Mr. Odil said unemployment in the market is a little above 4 percent, which he said is excellent. He said Raytheon is a major employer in the market, as is M&M/Mars, with 99 percent of Snickers bars made in the local area.
KCEN had a successful ad sales project last year with local car dealers, in which the station did a 12-month blood drive for the Red Cross that was underwritten by sponsors. “We went live to the car dealer, and the bloodmobile truck would go there, and we would do live cut-ins to have people go give blood,” Mr. Odil said.
Ray Deaver, general manager of CBS affiliate KWTX-TV, said Fort Hood, the largest military base in the country, is a big factor in the market’s economy. It houses two large Army divisions with a total of about 46,000 people.
“We’re not doing all that bad,” Mr. Deaver said. “[The] local economy is a little bit softer than it has been, but it’s still thriving.”

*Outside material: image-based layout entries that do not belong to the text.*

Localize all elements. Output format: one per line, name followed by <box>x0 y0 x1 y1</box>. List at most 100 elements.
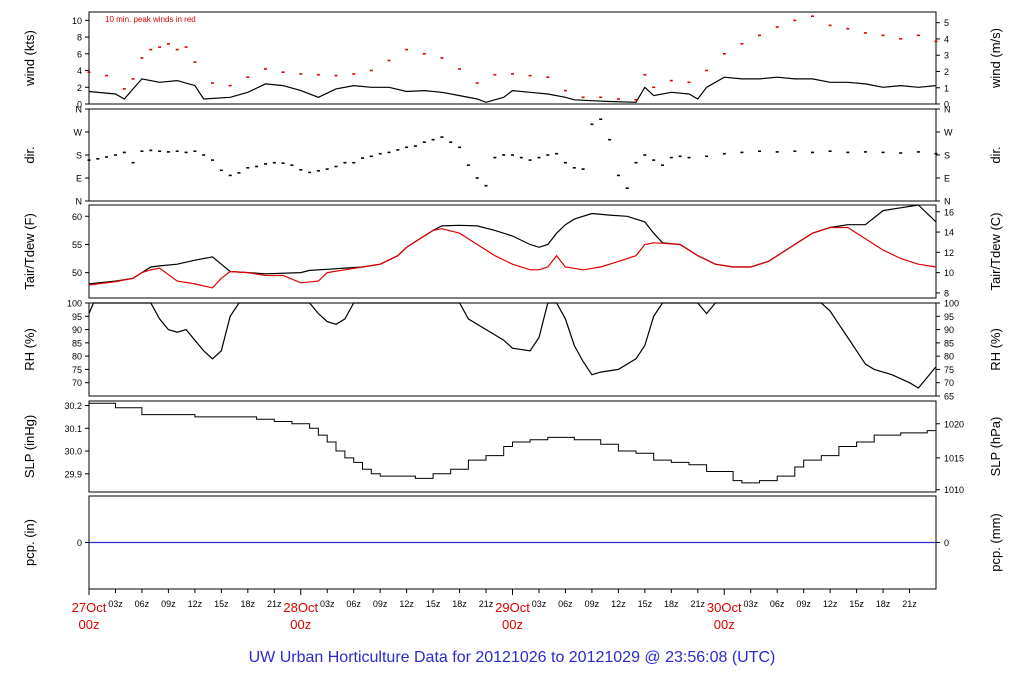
data-point-dir <box>369 155 373 158</box>
data-point-wind <box>87 71 91 73</box>
data-point-dir <box>202 154 206 156</box>
data-point-wind <box>131 78 135 80</box>
xtick-day-date: 28Oct <box>283 600 318 615</box>
data-point-dir <box>405 146 409 149</box>
data-point-wind <box>722 53 726 55</box>
data-point-dir <box>166 151 170 153</box>
ylabel-left-wind: wind (kts) <box>22 30 37 87</box>
xtick-label: 15z <box>214 599 229 609</box>
data-point-dir <box>87 159 91 161</box>
data-point-dir <box>255 165 259 168</box>
data-point-dir <box>219 169 223 172</box>
ylabel-right-rh: RH (%) <box>988 328 1003 371</box>
data-point-dir <box>272 161 276 164</box>
data-point-dir <box>846 151 850 154</box>
ytick-label-left-dir: E <box>76 174 82 184</box>
ytick-label-right-temp: 8 <box>944 288 949 298</box>
data-point-dir <box>705 155 709 158</box>
ytick-label-left-dir: N <box>76 197 83 207</box>
data-point-wind <box>669 79 673 82</box>
data-point-wind <box>705 69 709 72</box>
xtick-label: 18z <box>241 599 256 609</box>
data-point-wind <box>458 68 462 70</box>
data-point-dir <box>652 159 656 161</box>
data-point-wind <box>475 82 479 84</box>
footer-title: UW Urban Horticulture Data for 20121026 … <box>248 649 776 666</box>
data-point-dir <box>131 161 135 164</box>
data-point-wind <box>387 59 391 62</box>
ylabel-left-dir: dir. <box>22 146 37 163</box>
ytick-label-left-temp: 60 <box>72 212 82 222</box>
data-point-dir <box>590 123 594 126</box>
panel-frame-slp <box>88 400 937 493</box>
data-point-wind <box>758 34 761 37</box>
data-point-dir <box>916 151 920 153</box>
data-point-wind <box>166 43 170 45</box>
data-point-wind <box>581 96 585 99</box>
data-point-dir <box>211 159 214 161</box>
ytick-label-right-dir: W <box>944 128 953 138</box>
ytick-label-left-wind: 6 <box>77 49 82 59</box>
ytick-label-left-rh: 100 <box>67 299 82 309</box>
ytick-label-right-slp: 1020 <box>944 419 964 429</box>
ytick-label-left-rh: 95 <box>72 312 82 322</box>
data-point-dir <box>105 156 109 158</box>
data-point-dir <box>678 155 682 158</box>
data-point-dir <box>193 150 197 152</box>
data-point-wind <box>828 24 832 27</box>
data-point-wind <box>881 34 885 37</box>
data-point-dir <box>537 156 541 159</box>
ytick-label-left-dir: N <box>76 105 83 115</box>
xtick-label: 09z <box>796 599 811 609</box>
data-point-wind <box>934 40 938 43</box>
data-point-dir <box>184 151 188 154</box>
ytick-label-left-rh: 75 <box>72 365 82 375</box>
series-line-wind-0 <box>88 76 937 103</box>
annotation-wind: 10 min. peak winds in red <box>105 15 196 24</box>
xtick-day-date: 30Oct <box>707 600 742 615</box>
xtick-label: 06z <box>770 599 785 609</box>
ytick-label-left-slp: 29.9 <box>64 469 82 479</box>
xtick-label: 09z <box>585 599 600 609</box>
data-point-dir <box>140 150 144 152</box>
ytick-label-left-temp: 55 <box>72 240 82 250</box>
data-point-wind <box>599 96 603 99</box>
data-point-dir <box>687 156 691 159</box>
data-point-dir <box>449 141 453 143</box>
panel-frame-temp <box>88 204 937 299</box>
data-point-wind <box>184 46 188 48</box>
data-point-wind <box>211 82 214 84</box>
data-point-wind <box>793 19 797 22</box>
xtick-label: 15z <box>849 599 864 609</box>
data-point-dir <box>563 161 567 164</box>
data-point-dir <box>811 151 814 154</box>
data-point-wind <box>916 34 920 37</box>
data-point-dir <box>519 156 523 159</box>
data-point-dir <box>484 184 488 187</box>
ytick-label-right-rh: 95 <box>944 312 954 322</box>
data-point-wind <box>105 74 109 77</box>
data-point-wind <box>546 76 550 78</box>
data-point-dir <box>122 151 126 154</box>
data-point-wind <box>264 68 267 70</box>
ytick-label-right-dir: S <box>944 151 950 161</box>
data-point-dir <box>361 157 364 159</box>
ytick-label-right-dir: N <box>944 105 951 115</box>
data-point-dir <box>555 152 559 155</box>
data-point-wind <box>440 57 444 59</box>
xtick-day-time: 00z <box>502 617 523 632</box>
xtick-label: 03z <box>108 599 123 609</box>
ytick-label-left-dir: S <box>76 151 82 161</box>
ytick-label-right-temp: 14 <box>944 228 954 238</box>
data-point-wind <box>369 69 373 72</box>
data-point-wind <box>316 73 320 76</box>
data-point-dir <box>325 168 329 170</box>
data-point-wind <box>246 76 250 78</box>
data-point-wind <box>193 61 197 63</box>
series-step-slp-0 <box>89 402 936 484</box>
data-point-wind <box>405 48 409 51</box>
data-point-wind <box>149 48 153 51</box>
data-point-wind <box>511 73 514 75</box>
ytick-label-left-rh: 70 <box>72 378 82 388</box>
data-point-dir <box>413 145 417 147</box>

Mr. Deaver said several new shopping centers have recently opened in the market, adding new restaurants and a new Home Depot store. And KWTX is hoping to make its Web site a potential revenue stream.
“I think it’s still going to be a tough fight in the last two quarters of ’01,” Mr. Deaver said. “We look for Texas politics to be strong next year. The lieutenant governor race is going to be a big race, and there will be some legislative seats that will be big. We already have some candidates spending money for the March primary.”
According to BIA Financial Network, the market has 64 percent cable penetration. Cox is one of the cable systems in the market. Brent Skinner, vice president and general manager, Southwest Division, for Cox Cable Rep, said Cable Rep offers ad insertions on 32 cable networks. It also offers advertisers up to 20 different geographical zones in which to insert ads. Top ad categories on cable are auto, restaurants and financial. Cable is pacing up from a year ago.
“My feeling is that in local business advertisers can be more efficient [on cable]. They can advertise close to home, whereas with a broadcast station you have to advertise in a larger area,” Mr. Skinner said.